Dawson won an MVP as a Cub and Soriano's numbers are similar to another Cubs MVP, this one from 1952, Hank Sauer.  Sauer has the edge over Soriano in nearly every offensive category, but like Dawson, poor defense seemed to drive down his overall WAR figure, giving Soriano just a slight edge in WAR (18.9 to 18.5) in just 130 more plate appearances.  

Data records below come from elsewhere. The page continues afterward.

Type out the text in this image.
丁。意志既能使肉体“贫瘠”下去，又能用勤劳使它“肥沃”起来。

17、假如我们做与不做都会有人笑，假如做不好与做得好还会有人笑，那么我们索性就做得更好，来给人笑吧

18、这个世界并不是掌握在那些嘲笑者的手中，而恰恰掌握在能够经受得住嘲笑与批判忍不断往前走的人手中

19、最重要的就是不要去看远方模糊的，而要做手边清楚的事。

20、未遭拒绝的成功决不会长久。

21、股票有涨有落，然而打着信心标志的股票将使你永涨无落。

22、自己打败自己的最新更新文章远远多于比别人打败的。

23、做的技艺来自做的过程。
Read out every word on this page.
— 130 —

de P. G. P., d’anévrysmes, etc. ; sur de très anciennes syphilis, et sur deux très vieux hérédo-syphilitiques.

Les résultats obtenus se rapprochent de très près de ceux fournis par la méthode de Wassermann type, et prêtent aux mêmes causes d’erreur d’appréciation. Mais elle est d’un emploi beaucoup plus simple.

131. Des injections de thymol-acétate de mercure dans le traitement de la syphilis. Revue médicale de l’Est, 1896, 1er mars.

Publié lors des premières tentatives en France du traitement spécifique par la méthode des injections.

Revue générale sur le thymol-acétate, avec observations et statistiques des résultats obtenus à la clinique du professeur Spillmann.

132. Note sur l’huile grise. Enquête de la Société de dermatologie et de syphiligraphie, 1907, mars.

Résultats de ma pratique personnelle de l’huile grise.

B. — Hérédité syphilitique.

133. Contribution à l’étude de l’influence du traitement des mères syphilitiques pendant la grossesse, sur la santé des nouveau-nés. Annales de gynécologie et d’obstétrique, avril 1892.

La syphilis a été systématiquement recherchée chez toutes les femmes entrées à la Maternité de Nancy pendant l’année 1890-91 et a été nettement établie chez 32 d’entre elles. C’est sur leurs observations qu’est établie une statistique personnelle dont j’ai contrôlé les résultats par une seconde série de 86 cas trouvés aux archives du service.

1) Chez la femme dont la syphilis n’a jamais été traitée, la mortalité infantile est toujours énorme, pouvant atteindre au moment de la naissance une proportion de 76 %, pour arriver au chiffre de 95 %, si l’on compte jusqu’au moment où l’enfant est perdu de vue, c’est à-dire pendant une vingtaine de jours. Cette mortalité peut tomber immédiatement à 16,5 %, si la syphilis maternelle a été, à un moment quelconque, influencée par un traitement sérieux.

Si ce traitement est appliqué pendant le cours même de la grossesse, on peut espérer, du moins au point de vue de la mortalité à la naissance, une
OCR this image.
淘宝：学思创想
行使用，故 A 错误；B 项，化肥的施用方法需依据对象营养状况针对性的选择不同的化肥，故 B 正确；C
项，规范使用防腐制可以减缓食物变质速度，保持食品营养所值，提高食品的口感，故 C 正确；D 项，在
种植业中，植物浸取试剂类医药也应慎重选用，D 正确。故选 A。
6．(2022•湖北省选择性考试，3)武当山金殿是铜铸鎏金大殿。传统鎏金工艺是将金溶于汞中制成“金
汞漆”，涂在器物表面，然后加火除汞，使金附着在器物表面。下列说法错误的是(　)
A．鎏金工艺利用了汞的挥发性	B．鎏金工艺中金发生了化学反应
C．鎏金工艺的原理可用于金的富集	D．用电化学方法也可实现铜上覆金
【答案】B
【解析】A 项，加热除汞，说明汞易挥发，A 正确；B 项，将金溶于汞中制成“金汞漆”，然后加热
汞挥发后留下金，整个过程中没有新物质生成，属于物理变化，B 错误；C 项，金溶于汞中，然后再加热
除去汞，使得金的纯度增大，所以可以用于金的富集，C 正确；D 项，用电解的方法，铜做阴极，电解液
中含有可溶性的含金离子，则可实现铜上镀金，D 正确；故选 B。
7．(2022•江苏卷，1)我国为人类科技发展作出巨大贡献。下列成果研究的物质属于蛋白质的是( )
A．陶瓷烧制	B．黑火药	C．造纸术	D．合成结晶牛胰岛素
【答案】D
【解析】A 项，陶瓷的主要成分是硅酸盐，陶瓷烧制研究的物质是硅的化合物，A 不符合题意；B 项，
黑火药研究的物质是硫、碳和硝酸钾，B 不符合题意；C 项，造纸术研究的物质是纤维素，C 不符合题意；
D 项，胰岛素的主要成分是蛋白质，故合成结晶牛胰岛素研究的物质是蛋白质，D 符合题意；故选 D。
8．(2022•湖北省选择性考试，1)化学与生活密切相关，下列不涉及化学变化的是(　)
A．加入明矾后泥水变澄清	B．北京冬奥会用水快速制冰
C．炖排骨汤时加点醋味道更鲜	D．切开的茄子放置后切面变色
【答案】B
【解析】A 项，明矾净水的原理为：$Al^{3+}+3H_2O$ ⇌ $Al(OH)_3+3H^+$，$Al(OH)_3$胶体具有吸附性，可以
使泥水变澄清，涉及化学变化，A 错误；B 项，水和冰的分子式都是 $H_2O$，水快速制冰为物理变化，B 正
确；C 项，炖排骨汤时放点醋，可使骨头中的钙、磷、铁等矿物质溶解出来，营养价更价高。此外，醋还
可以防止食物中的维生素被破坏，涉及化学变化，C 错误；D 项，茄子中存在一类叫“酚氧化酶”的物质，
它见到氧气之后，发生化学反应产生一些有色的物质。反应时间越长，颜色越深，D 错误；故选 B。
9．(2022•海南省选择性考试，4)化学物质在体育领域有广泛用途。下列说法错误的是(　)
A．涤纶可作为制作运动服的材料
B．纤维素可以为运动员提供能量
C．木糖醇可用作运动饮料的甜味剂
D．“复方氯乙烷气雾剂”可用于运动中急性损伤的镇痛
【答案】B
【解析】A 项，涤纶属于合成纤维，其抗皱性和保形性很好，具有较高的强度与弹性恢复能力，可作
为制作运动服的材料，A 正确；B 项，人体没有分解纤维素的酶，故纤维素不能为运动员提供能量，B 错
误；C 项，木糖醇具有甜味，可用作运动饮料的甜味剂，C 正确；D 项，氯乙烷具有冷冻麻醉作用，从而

Past Cubs who relied more on speed and hitting:

Solly Hoffman, Jimmy Slagle & Augie Galan all played for the guys pre-1940 when home runs were not hit nearly as often as they are today, but they all posted WAR numbers similar to Soriano.  All 3 had more stolen bases and a higher batting average than Soriano.  All 4 hitters had a very close WRC+ so their offensive contributions to the Cubs was nearly identical (Galan, 111, Soriano, 109, Hoffman, 109, Slagle, 108).

Birthday: January 7

September 29, 1998:
Purchased by the New York Yankees from Hiroshima Toyo Carp (Japan Central).

February 16, 2004:

Traded by the New York Yankees with a player to be named later to the Texas Rangers for Alex Rodriguez and cash.
The New York Yankees sent Joaquin Arias (April 23, 2004) to the Texas Rangers to complete the trade.

November 20, 2006:
Signed as a Free Agent with the Chicago Cubs.

April 15, 2008
Dusty Baker brings his #12 back to Wrigley Field as the Cincinnatti Reds manager. Another cubs curse perhaps, his #12 counterpart,
Alfonso Soriano pulls up lame on a fly ball and leaves the game. Soriano would return to the Cubs lineup by May 1, however, he has never
been the type of stolen base threat that he was when the Cubs first signed him.

September 28, 2007
The Chicago Cubs clinch the NL Central division title with a 6 - 0 shutout of the Cincinnati Reds, combined with a loss by the Milwaukee Brewers. Alfonso Soriano hits his 32nd home run of the season to lead off the game. The lead off home run, Soriano's 6th leadoff home run, sets a major league record. It is also Soriano's 13th home run in September tying him with Ernie Banks as the most home runs int he month of September. Soriano will hit his 14th on September 30, 2007.